4. Ginami G, Lòpez K, Mukherjee RK, Neji R, Munoz C, Roujol S, Mountney P, Razavi R, Botnar RM, Prieto C. Non‐contrast enhanced simultaneous 3D whole‐heart bright‐blood pulmonary veins visualization and black‐blood quantification of atrial wall thickness. Magnetic resonance in medicine 2019;81(2):1066-1079.

Figures

Figure 1: 3D bSSFP images of the left and right superior PVs (white and red arrows) in two volunteers. (A) The 75Hz shift and non-selective refocusing had minimal effect on the PV signal, while the diastolic acquisition increased the vein signal in all cases. (B) The proposed MLEV8 and MTC pulses improve PV signal during both systole and diastole, implying that MLEV4 likely plays a role in PV signal suppression.

Figure 2: (A) MLEV4 T2prep vs (B) T2prep with adiabatic refocusing in a patient. The right superior pulmonary vein (red arrows) appears dark in both acquisitions, suggesting that inefficient refocusing is not a major source of PV suppression. The pulmonary arteries do not suffer from this signal loss (white arrows), despite similar proximity to the lungs, since the inflowing blood is not significantly affected by off-resonance from the lungs.

Figure 3: Improved PV visualization (red arrows) with MLEV8 (A) and MTC (B) compared to the standard MLEV4 T2prep in two patients. Blue arrows indicate areas of myocardium that are not as well suppressed with MTC, which may be a factor in choosing an appropriate pre-pulse.

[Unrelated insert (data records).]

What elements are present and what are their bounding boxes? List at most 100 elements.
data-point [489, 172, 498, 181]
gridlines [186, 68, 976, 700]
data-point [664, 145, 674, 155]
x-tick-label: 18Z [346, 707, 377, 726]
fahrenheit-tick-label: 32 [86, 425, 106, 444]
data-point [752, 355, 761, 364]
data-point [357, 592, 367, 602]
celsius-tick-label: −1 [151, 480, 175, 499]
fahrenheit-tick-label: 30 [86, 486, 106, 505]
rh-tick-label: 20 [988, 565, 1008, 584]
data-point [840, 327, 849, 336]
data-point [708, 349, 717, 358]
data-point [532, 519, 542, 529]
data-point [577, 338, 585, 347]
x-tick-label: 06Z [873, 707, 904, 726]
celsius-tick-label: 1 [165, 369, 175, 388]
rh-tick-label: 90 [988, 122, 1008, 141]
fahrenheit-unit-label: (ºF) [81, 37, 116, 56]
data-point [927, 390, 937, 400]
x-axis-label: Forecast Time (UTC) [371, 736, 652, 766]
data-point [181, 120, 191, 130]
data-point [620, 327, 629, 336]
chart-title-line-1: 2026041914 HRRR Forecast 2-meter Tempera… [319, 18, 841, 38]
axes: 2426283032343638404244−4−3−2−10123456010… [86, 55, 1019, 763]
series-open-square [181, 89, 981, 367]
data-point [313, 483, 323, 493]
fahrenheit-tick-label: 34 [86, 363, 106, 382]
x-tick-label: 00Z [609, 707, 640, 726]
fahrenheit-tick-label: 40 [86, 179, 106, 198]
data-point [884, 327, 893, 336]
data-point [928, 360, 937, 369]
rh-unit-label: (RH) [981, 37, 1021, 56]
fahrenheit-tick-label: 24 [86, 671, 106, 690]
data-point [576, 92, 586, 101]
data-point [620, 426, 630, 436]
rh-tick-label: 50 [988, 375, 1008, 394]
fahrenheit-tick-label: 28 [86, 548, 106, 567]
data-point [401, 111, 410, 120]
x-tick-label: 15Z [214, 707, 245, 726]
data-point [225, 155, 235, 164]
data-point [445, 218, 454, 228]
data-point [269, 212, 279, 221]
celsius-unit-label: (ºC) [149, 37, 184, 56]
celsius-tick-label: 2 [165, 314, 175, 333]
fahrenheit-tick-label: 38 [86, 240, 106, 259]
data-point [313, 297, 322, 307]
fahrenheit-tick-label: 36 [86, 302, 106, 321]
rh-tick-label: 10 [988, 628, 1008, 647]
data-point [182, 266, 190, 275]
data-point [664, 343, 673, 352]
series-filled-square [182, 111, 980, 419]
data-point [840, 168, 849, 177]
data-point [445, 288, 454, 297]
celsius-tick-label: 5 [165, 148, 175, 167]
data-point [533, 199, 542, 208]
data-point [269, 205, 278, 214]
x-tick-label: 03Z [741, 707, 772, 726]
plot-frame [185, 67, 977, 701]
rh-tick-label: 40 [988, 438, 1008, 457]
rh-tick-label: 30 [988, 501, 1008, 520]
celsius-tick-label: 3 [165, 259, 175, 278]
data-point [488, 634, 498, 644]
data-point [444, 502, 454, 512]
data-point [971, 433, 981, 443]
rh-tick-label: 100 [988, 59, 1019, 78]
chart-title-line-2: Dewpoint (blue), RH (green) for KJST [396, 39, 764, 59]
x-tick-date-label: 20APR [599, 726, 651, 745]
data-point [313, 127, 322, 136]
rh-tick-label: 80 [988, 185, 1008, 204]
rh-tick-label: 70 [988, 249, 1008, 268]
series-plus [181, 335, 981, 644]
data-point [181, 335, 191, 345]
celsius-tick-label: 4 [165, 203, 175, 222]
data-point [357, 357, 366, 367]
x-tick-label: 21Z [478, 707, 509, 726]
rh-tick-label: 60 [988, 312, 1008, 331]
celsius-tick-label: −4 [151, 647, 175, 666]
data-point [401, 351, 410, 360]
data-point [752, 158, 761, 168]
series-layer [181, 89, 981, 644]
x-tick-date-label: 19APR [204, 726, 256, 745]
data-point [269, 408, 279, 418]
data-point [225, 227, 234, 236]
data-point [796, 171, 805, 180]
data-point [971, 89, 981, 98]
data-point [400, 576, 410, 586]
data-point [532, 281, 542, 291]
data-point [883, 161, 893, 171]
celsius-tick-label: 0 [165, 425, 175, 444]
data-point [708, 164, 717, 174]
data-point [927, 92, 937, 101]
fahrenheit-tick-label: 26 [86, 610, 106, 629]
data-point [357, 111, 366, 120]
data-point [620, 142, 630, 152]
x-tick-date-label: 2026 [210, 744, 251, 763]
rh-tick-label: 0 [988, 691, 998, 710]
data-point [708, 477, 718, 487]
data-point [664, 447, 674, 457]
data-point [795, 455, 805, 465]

Figure 4: Blood pool and myocardium signal ratios across all patients (RIPV/LV, RPA/RV, myocardium/RV). The asterisks indicate significantly increased signal ratios compared to the standard MLEV4 pulse. The RIPV signal was significantly increased (p<0.05) with MLEV8 and MTC compared to the standard MLEV4, while adiabatic refocusing did not. The myocardium was similarly suppressed with the three T2prep implementations, but was less effective with MTC (p<0.05). The RPA signal was consistently the same as the RV signal (ratio near 1).